WASHINGTON — U.S. businesses, beset by a sluggish economy and tax-law uncertainty, have reduced their investment spending plans by 2.5% for this year, the biggest cut since the last recession, the Commerce Department reported Thursday.
The department said a survey completed in August found that businesses, after adjusting for inflation, plan to spend $376.47 billion this year on capital improvement projects, down from $386.32 billion actually spent in 1985.
It would be the first decline in business investment since 1983 and the biggest drop since a 7.9% plunge in 1982. Business spending on expansion and modernization rose 8.7% in 1985 after surging 15.8% in 1984.
Economists blamed the weak economy, cutbacks in oil and gas drilling and uncertainty over changes in the tax law for the steep decline in capital investment plans.
Many analysts said they believed the investment decline will be even worse than the survey plans indicate, throwing further doubt on the Reagan Administration's forecast for revived economic growth in the second half of the year.
The new estimate of spending plans represented a downward revision from the previous survey taken in April and May.

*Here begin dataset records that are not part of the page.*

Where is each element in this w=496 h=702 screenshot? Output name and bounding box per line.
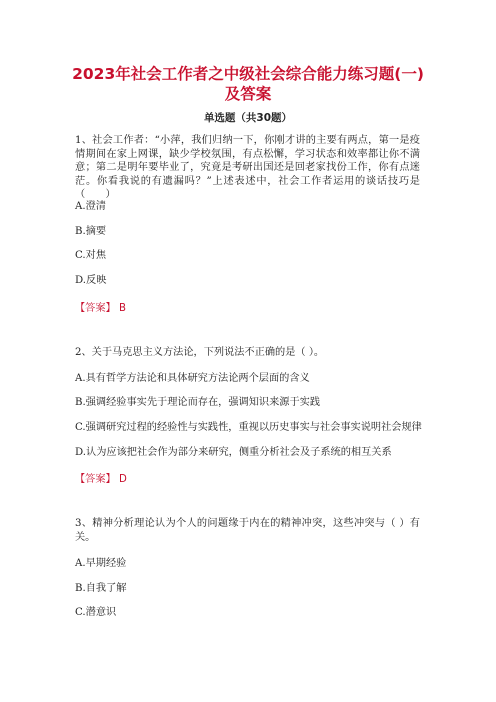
question-2-option-d: D.认为应该把社会作为部分来研究，侧重分析社会及子系统的相互关系	[75, 447, 392, 458]
question-2-answer: 【答案】 D	[75, 474, 127, 485]
question-2-stem: 2、关于马克思主义方法论，下列说法不正确的是（ ）。	[75, 347, 325, 358]
question-2-option-c: C.强调研究过程的经验性与实践性，重视以历史事实与社会事实说明社会规律	[75, 422, 422, 433]
question-1-option-a: A.澄清	[75, 201, 106, 212]
document-title-line-2: 及答案	[224, 85, 272, 103]
section-heading: 单选题（共30题）	[203, 112, 293, 124]
question-3-option-c: C.潜意识	[75, 607, 117, 618]
question-3-option-b: B.自我了解	[75, 583, 127, 594]
question-1-stem: 1、社会工作者：“小萍，我们归纳一下，你刚才讲的主要有两点，第一是疫情期间在家上网课，缺少学校氛围，有点松懈，学习状态和效率都让你不满意；第二是明年要毕业了，究竟是考研出国还是回老家找份工作，你有点迷茫。你看我说的有遗漏吗？”上述表述中，社会工作者运用的谈话技巧是（ ）	[75, 135, 420, 200]
document-title-line-1: 2023年社会工作者之中级社会综合能力练习题(一)	[72, 65, 424, 83]
question-2-option-a: A.具有哲学方法论和具体研究方法论两个层面的含义	[75, 373, 310, 384]
question-3-option-a: A.早期经验	[75, 558, 127, 569]
question-1-option-b: B.摘要	[75, 226, 107, 237]
question-1-option-d: D.反映	[75, 275, 107, 286]
question-2-option-b: B.强调经验事实先于理论而存在，强调知识来源于实践	[75, 397, 321, 408]
question-3-stem: 3、精神分析理论认为个人的问题缘于内在的精神冲突，这些冲突与（ ）有关。	[75, 518, 420, 543]
question-1-answer: 【答案】 B	[75, 303, 126, 314]
question-1-option-c: C.对焦	[75, 250, 107, 261]
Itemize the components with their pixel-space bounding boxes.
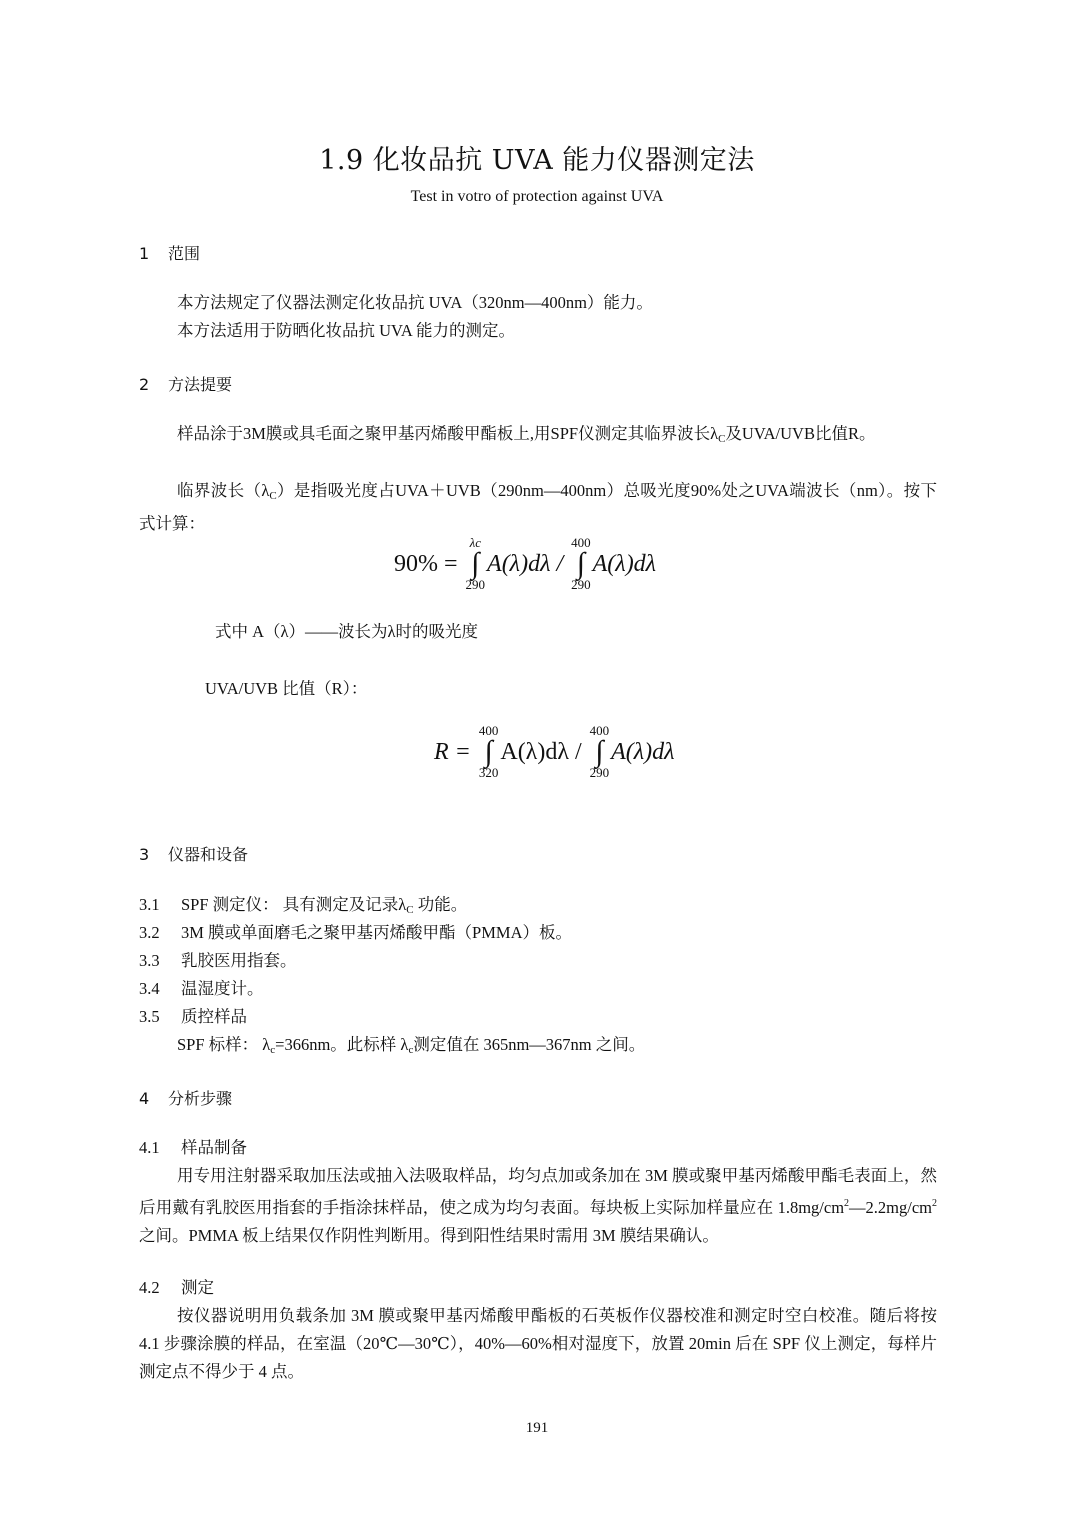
list-item: 3.3 乳胶医用指套。 (139, 951, 297, 970)
section-heading-procedure (139, 1086, 232, 1109)
document-title: 1.9 化妆品抗 UVA 能力仪器测定法 (319, 145, 755, 176)
section-title: 仪器和设备 (168, 845, 249, 864)
critical-wavelength-formula: 90% = λc ∫ 290 A(λ)dλ / 400 ∫ 290 A(λ)dλ (394, 535, 657, 592)
paragraph: 按仪器说明用负载条加 3M 膜或聚甲基丙烯酸甲酯板的石英板作仪器校准和测定时空白校准。随后将按 4.1 步骤涂膜的样品，在室温（20℃—30℃），40%—60%相对湿度下，放置 20min 后在 SPF 仪上测定，每样片测定点不得少于 4 点。 (139, 1306, 937, 1381)
section-heading-method-summary (139, 372, 232, 395)
list-item: 3.1 SPF 测定仪： 具有测定及记录$\lambda_C$ 功能。 (139, 895, 468, 916)
subsection-heading: 4.1 样品制备 (139, 1138, 247, 1157)
list-item: 3.4 温湿度计。 (139, 979, 264, 998)
paragraph: 本方法适用于防晒化妆品抗 UVA 能力的测定。 (177, 321, 515, 340)
document-subtitle: Test in votro of protection against UVA (410, 188, 664, 205)
integral-sign: λc ∫ 290 (465, 535, 486, 592)
ratio-label: UVA/UVB 比值（R）： (205, 679, 368, 698)
uva-uvb-ratio-formula: R = 400 ∫ 320 A(λ)dλ / 400 ∫ 290 A(λ)dλ (434, 723, 675, 780)
section-title: 分析步骤 (168, 1089, 233, 1108)
integral-sign: 400 ∫ 320 (478, 723, 499, 780)
section-title: 方法提要 (168, 375, 233, 394)
paragraph: 用专用注射器采取加压法或抽入法吸取样品，均匀点加或条加在 3M 膜或聚甲基丙烯酸甲酯毛表面上，然后用戴有乳胶医用指套的手指涂抹样品，使之成为均匀表面。每块板上实际加样量应在 $1.8mg/cm^2—2.2mg/cm^2$ 之间。PMMA 板上结果仅作阴性判断用。得到阳性结果时需用 3M 膜结果确认。 (139, 1166, 937, 1245)
section-number: 4 (139, 1089, 150, 1108)
section-title: 范围 (168, 244, 201, 263)
formula-legend: 式中 A（λ）——波长为λ时的吸光度 (215, 622, 479, 641)
list-item: 3.5 质控样品 (139, 1007, 247, 1026)
section-number: 2 (139, 375, 150, 394)
integral-sign: 400 ∫ 290 (571, 535, 591, 592)
quality-control-standard: SPF 标样： $\lambda_c=366nm$。此标样 $\lambda_c$测定值在 365nm—367nm 之间。 (177, 1035, 646, 1056)
section-heading-instruments (139, 842, 248, 865)
page-number: 191 (525, 1420, 549, 1436)
section-number: 3 (139, 845, 150, 864)
paragraph: 本方法规定了仪器法测定化妆品抗 UVA（320nm—400nm）能力。 (177, 293, 653, 312)
subsection-heading: 4.2 测定 (139, 1278, 214, 1297)
section-number: 1 (139, 244, 150, 263)
paragraph: 样品涂于3M膜或具毛面之聚甲基丙烯酸甲酯板上,用SPF仪测定其临界波长$\lambda_C$及UVA/UVB比值R。 (177, 424, 876, 445)
section-heading-scope (139, 241, 200, 264)
integral-sign: 400 ∫ 290 (589, 723, 610, 780)
list-item: 3.2 3M 膜或单面磨毛之聚甲基丙烯酸甲酯（PMMA）板。 (139, 923, 572, 942)
paragraph: 临界波长$(\lambda_C)$是指吸光度占UVA＋UVB（290nm—400nm）总吸光度90%处之UVA端波长（nm）。按下式计算： (139, 481, 937, 533)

At that time, businesses were planning a somewhat smaller 1.3% cut in investment this year.
"The downward revision from an already dismal figure certainly isn't encouraging for economic growth for the rest of the year," said David Wyss, economist with Data Resources of Lexington, Mass.
The Administration is forecasting that the economy, as measured by the gross national product, will expand at a robust annual rate of 4% in the last six months of this year, up substantially from the anemic 2.2% growth rate turned in from January through June.